In the print industry, icons are pictographs and ideographs and they go back to the cave man who expressed the hope for a successful hunt by drawing an animal on a cave wall. The language independent road signs and those used to indicate restaurants, bathrooms, etc., in travel terminals are all part of an effort to convey meanings through pictures. One that is found on roads that dead end on the edge of lakes in Europe is:

This is a particularly interesting example in that one of the most difficult things to convey in diagrams is action of some sort. While some symbols like "wastebaskets" can convey the idea of the "delete" action, this is difficult to establish because most objects that might be used for a symbol can be associated with a wide variety of actions.

Attempts even in recent history, to develop picture languages for use by the handicapped have always run into a cognitive limitation of a few hundred pictures for conveying pictorial semantics.

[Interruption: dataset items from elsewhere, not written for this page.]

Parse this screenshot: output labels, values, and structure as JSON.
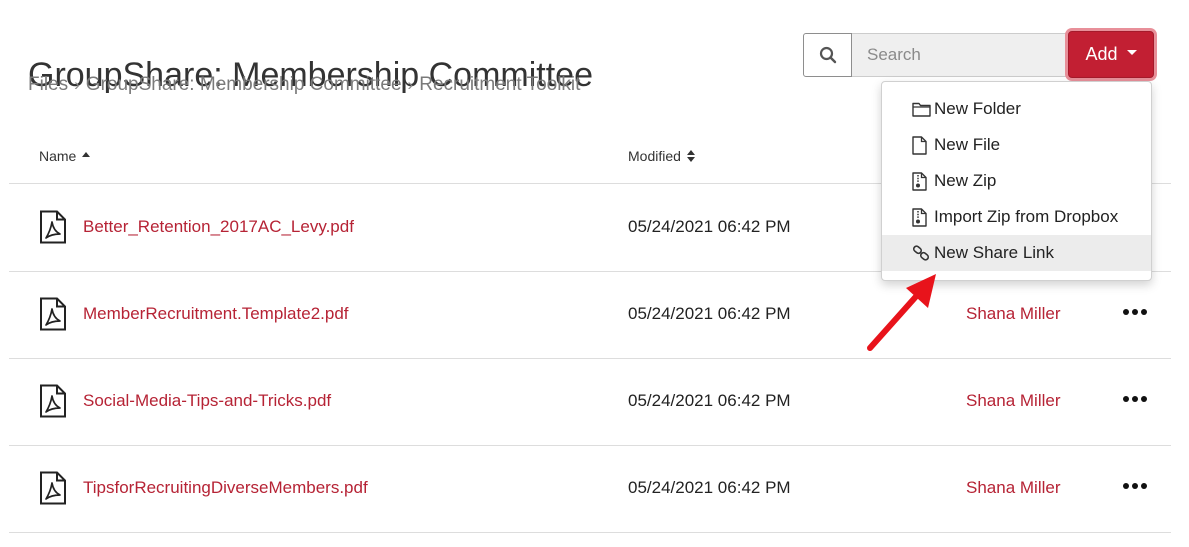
{
  "header": {
    "title": "GroupShare: Membership Committee",
    "breadcrumb": [
      "Files",
      "GroupShare: Membership Committee",
      "Recruitment Toolkit"
    ]
  },
  "search": {
    "placeholder": "Search",
    "icon": "search-icon"
  },
  "add_button": {
    "label": "Add",
    "color": "#c21f33"
  },
  "table": {
    "columns": {
      "name": "Name",
      "modified": "Modified"
    },
    "rows": [
      {
        "name": "Better_Retention_2017AC_Levy.pdf",
        "modified": "05/24/2021 06:42 PM",
        "owner": "",
        "icon": "pdf-file-icon"
      },
      {
        "name": "MemberRecruitment.Template2.pdf",
        "modified": "05/24/2021 06:42 PM",
        "owner": "Shana Miller",
        "icon": "pdf-file-icon"
      },
      {
        "name": "Social-Media-Tips-and-Tricks.pdf",
        "modified": "05/24/2021 06:42 PM",
        "owner": "Shana Miller",
        "icon": "pdf-file-icon"
      },
      {
        "name": "TipsforRecruitingDiverseMembers.pdf",
        "modified": "05/24/2021 06:42 PM",
        "owner": "Shana Miller",
        "icon": "pdf-file-icon"
      }
    ]
  },
  "add_menu": {
    "items": [
      {
        "label": "New Folder",
        "icon": "folder-icon"
      },
      {
        "label": "New File",
        "icon": "file-icon"
      },
      {
        "label": "New Zip",
        "icon": "zip-file-icon"
      },
      {
        "label": "Import Zip from Dropbox",
        "icon": "zip-file-icon"
      },
      {
        "label": "New Share Link",
        "icon": "link-icon",
        "highlighted": true
      }
    ]
  },
  "colors": {
    "link_red": "#b62335",
    "annotation_arrow": "#e8131b"
  }
}
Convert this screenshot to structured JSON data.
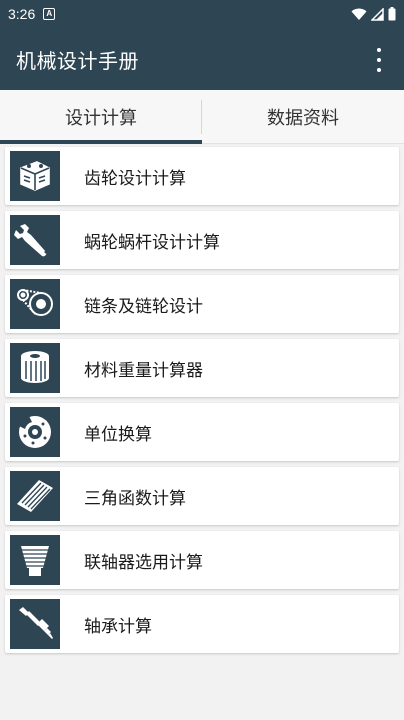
{
  "status_bar": {
    "time": "3:26",
    "notification_letter": "A"
  },
  "app": {
    "title": "机械设计手册"
  },
  "tabs": [
    {
      "label": "设计计算",
      "active": true
    },
    {
      "label": "数据资料",
      "active": false
    }
  ],
  "items": [
    {
      "label": "齿轮设计计算",
      "icon": "engine-icon"
    },
    {
      "label": "蜗轮蜗杆设计计算",
      "icon": "wrench-icon"
    },
    {
      "label": "链条及链轮设计",
      "icon": "chain-drive-icon"
    },
    {
      "label": "材料重量计算器",
      "icon": "filter-cylinder-icon"
    },
    {
      "label": "单位换算",
      "icon": "brake-disc-icon"
    },
    {
      "label": "三角函数计算",
      "icon": "air-filter-icon"
    },
    {
      "label": "联轴器选用计算",
      "icon": "cone-filter-icon"
    },
    {
      "label": "轴承计算",
      "icon": "spark-plug-icon"
    }
  ],
  "colors": {
    "primary": "#2e4654",
    "background": "#f2f2f2",
    "card": "#ffffff"
  }
}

It is words or symbols, or combinations of symbols to make abstract words that provide the far richer memory on the order of 100,000 semantic concepts that can be recalled at two or more a second. It is an amazing mental ability and even more amazing is the variation in scanning possible. We have some languages that go left to right, right to left, top to bottom and the ancient Greeks who read boustrophedonically (as the ox plows), one line to the left and then the next to the right and so on.

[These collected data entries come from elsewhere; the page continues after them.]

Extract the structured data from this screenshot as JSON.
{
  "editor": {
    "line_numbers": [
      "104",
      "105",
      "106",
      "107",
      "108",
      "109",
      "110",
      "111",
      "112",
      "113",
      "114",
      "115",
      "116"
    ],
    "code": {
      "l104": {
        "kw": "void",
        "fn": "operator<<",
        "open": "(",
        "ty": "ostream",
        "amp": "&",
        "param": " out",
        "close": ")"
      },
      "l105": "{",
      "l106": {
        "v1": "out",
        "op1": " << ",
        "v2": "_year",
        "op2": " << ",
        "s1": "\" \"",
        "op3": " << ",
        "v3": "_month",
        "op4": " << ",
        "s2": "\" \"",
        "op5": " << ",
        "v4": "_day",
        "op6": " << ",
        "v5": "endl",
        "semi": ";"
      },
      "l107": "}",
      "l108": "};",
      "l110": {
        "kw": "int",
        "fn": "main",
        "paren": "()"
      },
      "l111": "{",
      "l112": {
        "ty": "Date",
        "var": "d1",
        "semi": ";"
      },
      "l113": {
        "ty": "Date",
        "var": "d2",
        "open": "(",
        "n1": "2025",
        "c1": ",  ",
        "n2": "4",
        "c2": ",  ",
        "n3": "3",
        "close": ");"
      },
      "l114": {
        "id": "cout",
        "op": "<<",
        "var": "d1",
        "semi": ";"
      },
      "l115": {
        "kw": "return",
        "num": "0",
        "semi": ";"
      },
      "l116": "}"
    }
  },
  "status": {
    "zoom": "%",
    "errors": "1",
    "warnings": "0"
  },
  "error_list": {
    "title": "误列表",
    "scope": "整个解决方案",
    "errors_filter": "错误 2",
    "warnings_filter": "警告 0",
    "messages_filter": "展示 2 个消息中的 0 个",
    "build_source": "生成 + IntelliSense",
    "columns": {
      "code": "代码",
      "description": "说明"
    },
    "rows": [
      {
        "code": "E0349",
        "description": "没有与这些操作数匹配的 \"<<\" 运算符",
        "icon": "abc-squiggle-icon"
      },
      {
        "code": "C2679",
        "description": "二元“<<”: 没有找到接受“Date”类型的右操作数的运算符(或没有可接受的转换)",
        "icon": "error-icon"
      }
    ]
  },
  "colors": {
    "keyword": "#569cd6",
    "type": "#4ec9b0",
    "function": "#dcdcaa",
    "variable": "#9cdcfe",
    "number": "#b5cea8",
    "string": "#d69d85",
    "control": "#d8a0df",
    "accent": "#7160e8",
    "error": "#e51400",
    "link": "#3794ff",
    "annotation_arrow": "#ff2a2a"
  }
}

When post office letters used to be a primary means of personal communications, it was quite popular for writers to illustrate their letters. This included everything from substituting symbols such as a drawing of a human eye for the word "I" to very elaborate illustrations of the subject matter of the letter. Already today in human email people are going to extremes to illustrate by using symbols (e.g., : ) represents a happy face). One expects that the use of illustrations in email will mushroom once it becomes easier to incorporate graphics and symbols in an accepted common standard over the networks.

Symbols are expressions of subjective feelings and emotions which tend to have universal appeal. Those utilizing digital networks have been making maximum use of the characters that are available in ASCII for adding expression to their writings. As a result, people have established additional names for the standard characters. This is an example of how individuals adapt not only the language but the available symbology. Many of these names reflect particular emotional meanings these symbols can convey. The following table was circulate over USENET, circa 1983. It provides the standard or official names for the characters, listed first, followed by the other alternatives. They are listed in ASCII order.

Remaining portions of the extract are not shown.